GMs can work with players to create a Zone around the group’s landing site and then place their first outpost in that area. They create important figures (the “Bosses”) in the first city, and establish “development levels” to get started. In Beyond Earth you do the same thing by picking what strengths your faction has coming off the colony ship that brought them to this planet, then you explore the area and build up your new colonies. If you don’t want to start at the moment of landing, just spot the characters some more points and place a few different colonies instead of just the one (probably place some rival factions’ cities too).

To simulate faction dynamics you can (optionally) include the Insurgency rules from the MYZ standalone supplement Genlab Alpha. In this game you are planning characters who are trying to rise up against unknown “watchers” and this system can easily be hacked to lead to one of the victory conditions from the game: rallying various factions together to create a Mind Flower or an Emancipation Gate, for instance. Characters can do their part in advancing humanity forward, shaping the future they want and seeing it come to fruition.
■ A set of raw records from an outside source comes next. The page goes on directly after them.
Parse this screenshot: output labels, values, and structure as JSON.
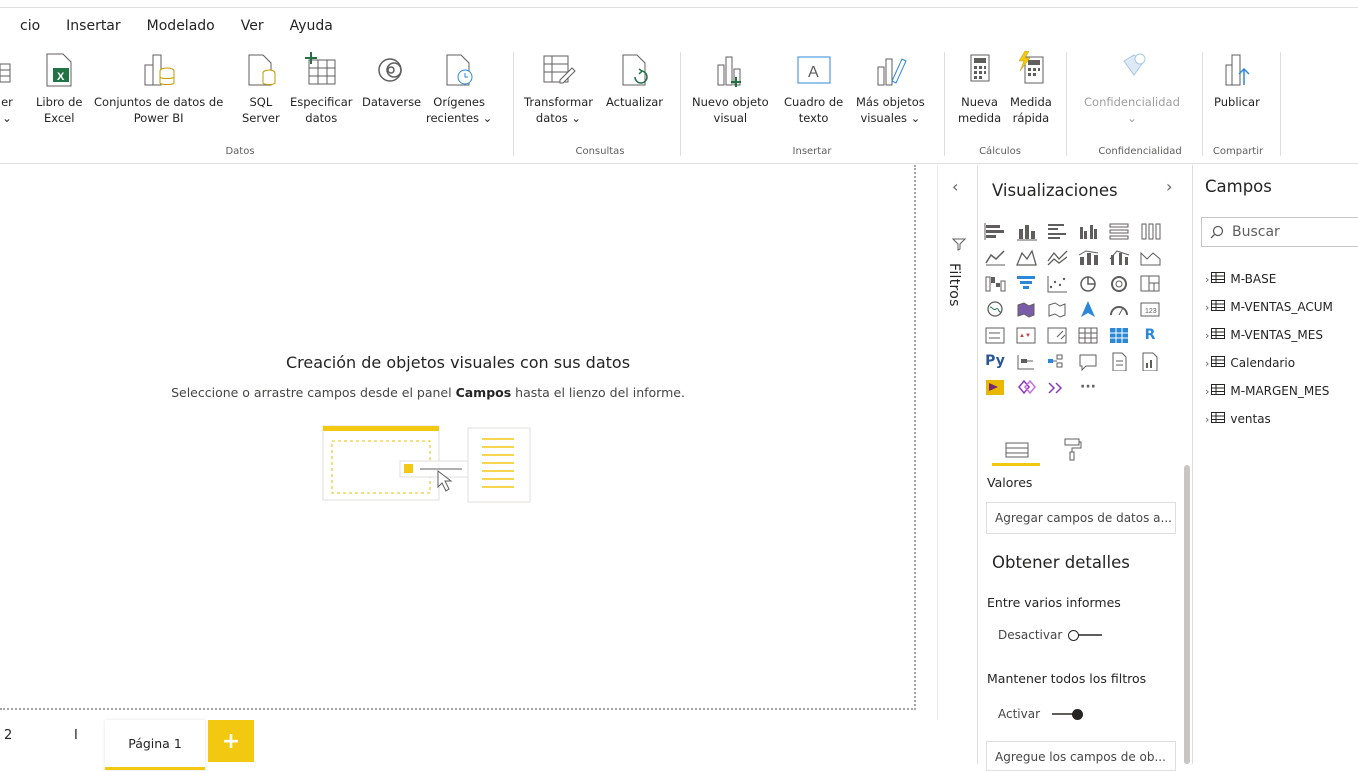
{
  "menu": {
    "items": [
      "cio",
      "Insertar",
      "Modelado",
      "Ver",
      "Ayuda"
    ]
  },
  "ribbon": {
    "buttons": [
      {
        "l1": "er",
        "l2": "⌄"
      },
      {
        "l1": "Libro de",
        "l2": "Excel"
      },
      {
        "l1": "Conjuntos de datos de",
        "l2": "Power BI"
      },
      {
        "l1": "SQL",
        "l2": "Server"
      },
      {
        "l1": "Especificar",
        "l2": "datos"
      },
      {
        "l1": "Dataverse",
        "l2": ""
      },
      {
        "l1": "Orígenes",
        "l2": "recientes ⌄"
      },
      {
        "l1": "Transformar",
        "l2": "datos ⌄"
      },
      {
        "l1": "Actualizar",
        "l2": ""
      },
      {
        "l1": "Nuevo objeto",
        "l2": "visual"
      },
      {
        "l1": "Cuadro de",
        "l2": "texto"
      },
      {
        "l1": "Más objetos",
        "l2": "visuales ⌄"
      },
      {
        "l1": "Nueva",
        "l2": "medida"
      },
      {
        "l1": "Medida",
        "l2": "rápida"
      },
      {
        "l1": "Confidencialidad",
        "l2": "⌄"
      },
      {
        "l1": "Publicar",
        "l2": ""
      }
    ],
    "groups": [
      "Datos",
      "Consultas",
      "Insertar",
      "Cálculos",
      "Confidencialidad",
      "Compartir"
    ]
  },
  "canvas": {
    "title": "Creación de objetos visuales con sus datos",
    "subtitle_before": "Seleccione o arrastre campos desde el panel ",
    "subtitle_bold": "Campos",
    "subtitle_after": " hasta el lienzo del informe."
  },
  "filters": {
    "label": "Filtros",
    "chevron": "‹"
  },
  "visualizations": {
    "title": "Visualizaciones",
    "chevron": "›",
    "values_label": "Valores",
    "values_placeholder": "Agregar campos de datos a...",
    "details_title": "Obtener detalles",
    "cross_report_label": "Entre varios informes",
    "cross_report_toggle": "Desactivar",
    "keep_filters_label": "Mantener todos los filtros",
    "keep_filters_toggle": "Activar",
    "drillthrough_placeholder": "Agregue los campos de ob...",
    "icons": [
      "stacked-bar",
      "stacked-column",
      "clustered-bar",
      "clustered-column",
      "100-bar",
      "100-column",
      "line",
      "area",
      "stacked-area",
      "line-column",
      "line-clustered",
      "ribbon",
      "waterfall",
      "funnel",
      "scatter",
      "pie",
      "donut",
      "treemap",
      "map",
      "filled-map",
      "shape-map",
      "azure-map",
      "gauge",
      "card",
      "multi-row-card",
      "kpi",
      "slicer",
      "table",
      "matrix",
      "r-visual",
      "python",
      "key-influencers",
      "decomp-tree",
      "qna",
      "smart-narrative",
      "paginated",
      "power-apps",
      "power-automate",
      "arcgis",
      "more"
    ],
    "more_glyph": "···",
    "r_glyph": "R",
    "py_glyph": "Py"
  },
  "fields": {
    "title": "Campos",
    "search_placeholder": "Buscar",
    "tables": [
      "M-BASE",
      "M-VENTAS_ACUM",
      "M-VENTAS_MES",
      "Calendario",
      "M-MARGEN_MES",
      "ventas"
    ]
  },
  "pages": {
    "prev_label": "2",
    "sep_label": "I",
    "active": "Página 1",
    "add": "+"
  },
  "colors": {
    "accent": "#f2c811",
    "excel": "#217346",
    "blue": "#2b88d8"
  }
}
Beyond Earth - Emancipation Gate
Image © Firaxis Games

Vasqueth

Vasqueth is a power-gamer and proud of it. He likes combat-heavy games that are gritty and deadly, and he’s not afraid of his PCs meeting grisly deaths.

When you’re headed into the transhuman near-future, there’s really only one answer: Eclipse Phase. Soon to be in its second edition, this fantastic game has all the body modification, hacking, technology, and aliens you need. You’ll never get the top-down feel of Beyond Earth in an RPG, it’s just the setting that you’re playing in. Instead you can play those individuals trying to navigate all the various forces to prevent humanity from blowing itself up.

The morphs and implants of Eclipse Phase allow you to build any of the units found in the game from the alien-hybrid marauder to the cybernetic CARVR. The TITAN creations provide all the alien lifeforms you need and weapons are easily modified to reflect what’s in the game. The only thing that’s really missing is rules for faction-level conflict but if you wanted mass combat and settlement-building you should just play Beyond Earth! An RPG experience is about the individual so the game should focus on there as well. Aside from making some Factions and Backgrounds appropriate to the Beyond Earth setting, there’s really no modifications needed so you can play almost right out of the gate!